At the point where the road bent left, there was a small village, half of it clustered below the road, half above. Accustomed to country people being reserved, even when they were friendly, I was surprised to be hailed by a man wearing an orange and red poncho. He bounded down towards me. I moved my walking pole to my left hand and held out my right. He brushed it aside, grabbed the pole and shook it in my face, angry and aggressive, flecks of spit flying from his mouth. I could smell spirits on his breath. In a moment, my world had changed. He put two fingers in his mouth and whistled. Men and boys came running towards us. I felt very alone. ‘It’s not like other communities,’ he shouted, ‘this belongs to indigenous people.’ He banged his fist on his chest, ‘You have to pay.’
He made to punch my face. He was smaller than I was, but younger, and used to manual labour. He might be as strong as me. He was surrounded by friends and neighbours, used to communal defence; there are no policemen in the countryside. I couldn’t fight with the pack on. If I put it down, I might never see it again, and if I hurt him, the rest of the village would be on his side. I had a sudden realisation of how easy it would be, while I was encumbered with the pack, to club me to death.

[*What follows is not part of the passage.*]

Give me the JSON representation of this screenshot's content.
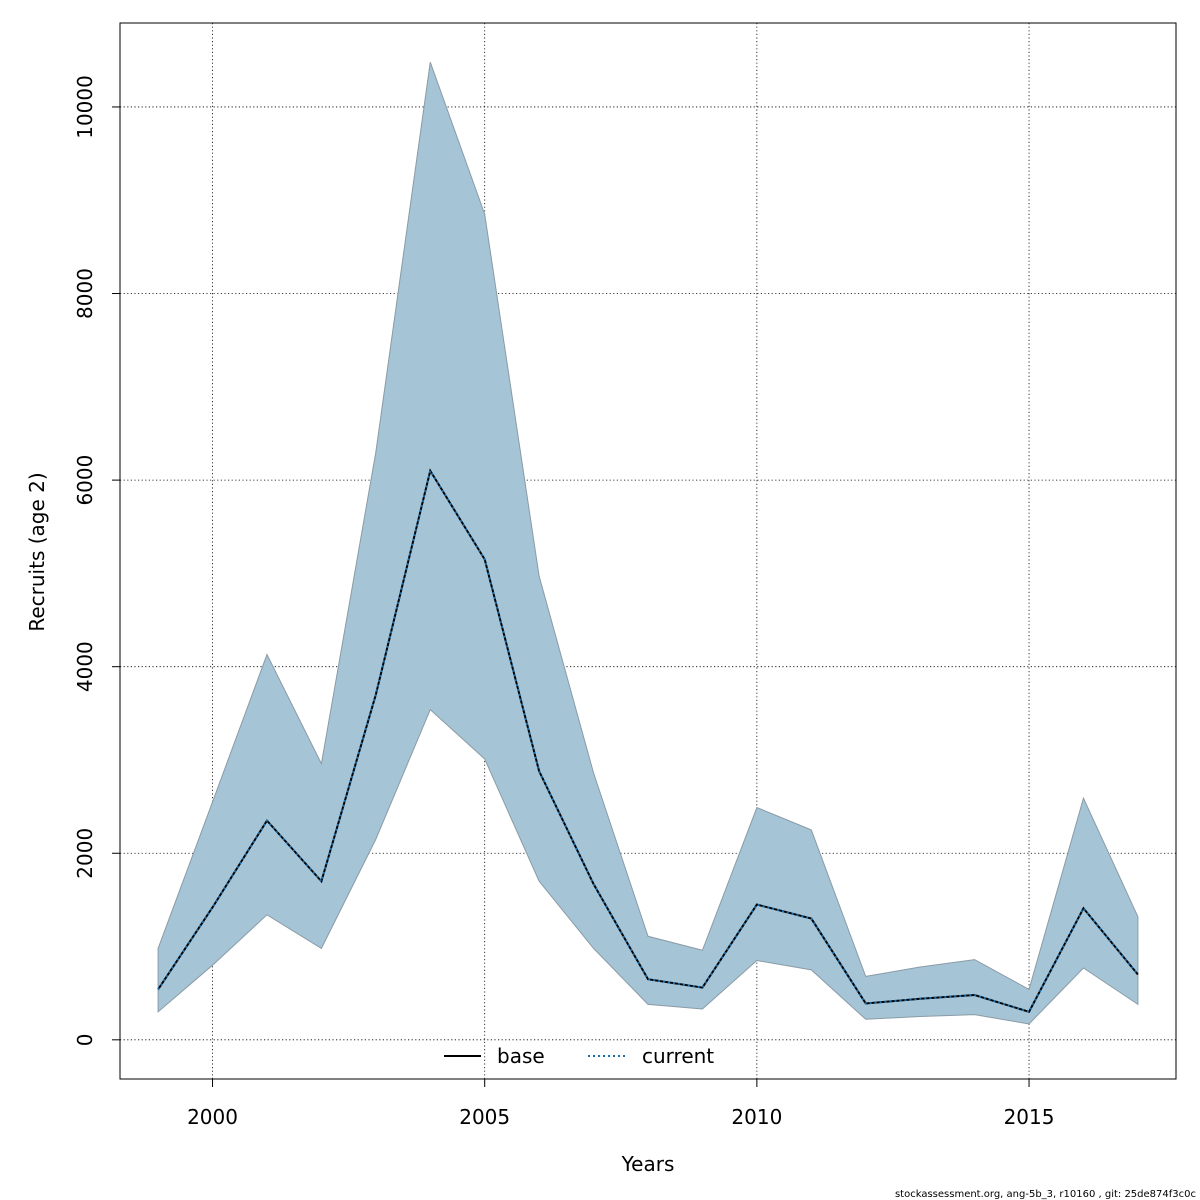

Whatever happened, I didn’t want to be beaten up with my own stick, so I gave him an excuse to return it without losing face. ‘I need my stick, I have a bad back.’ That was tru
e enough.
‘No.’
I grabbed the stick, placing my hands outside his, and began to wrestle it from him. The stick was now a symbol of who controlled the situation. We were encircled by men, all smelling of alcohol. One sipped spirit from a pink plastic teacup belonging to a toy tea-service. I made eye contact with several of them, and said, ‘He has taken this stick from me, I need it to walk, I am walking the Royal Road.’ I wanted to impress them with the banality of it: I was no threat. Moments passed. No one backed him up. He had become isolated. He pulled back a fist, and again shaped to punch me in the face. I stared him in the eye; he made several feints to punch. When he didn’t carry them through, I knew I had won. Violent men hit first and talk later; men who talk first don’t hit. I snatched back the stick. It now turned to farce for everyone except the man, who continued to fume with righteous indignation. He made pantomime lunges at me while two neighbours held him back. A woman, who looked unhappy enough to be his wife, came up crying, and hung on to one arm and begged him to come away.
‘Who is the head man in this village?’ I wanted an individual to deal with, not a mob. A quietly spoken man said, ‘I am Reynaldo, you can speak to me, what are you doing here?’
I took out my letter from the Ecuadorian Embassy in London, which I kept in the waterproof map folder. I had asked the Ambassador for a brief letter of explanation, to confirm that, although I had a camera and tape recorder, I was not a spy, and should not be shot out of hand. What he gave me was magnificent.
In exercise of the Consular Functions in London, I request that the authorities; civil, military and the police, lend assistance, and whatever further help is required, to the British citizen, John Harrison, who will be visiting the country for the purpose of writing a book about the Inca Trail, journeying by land from Quito to Cuzco. This publication will be of great interest for the promotion of national tourism, and to this end, grant him free transit.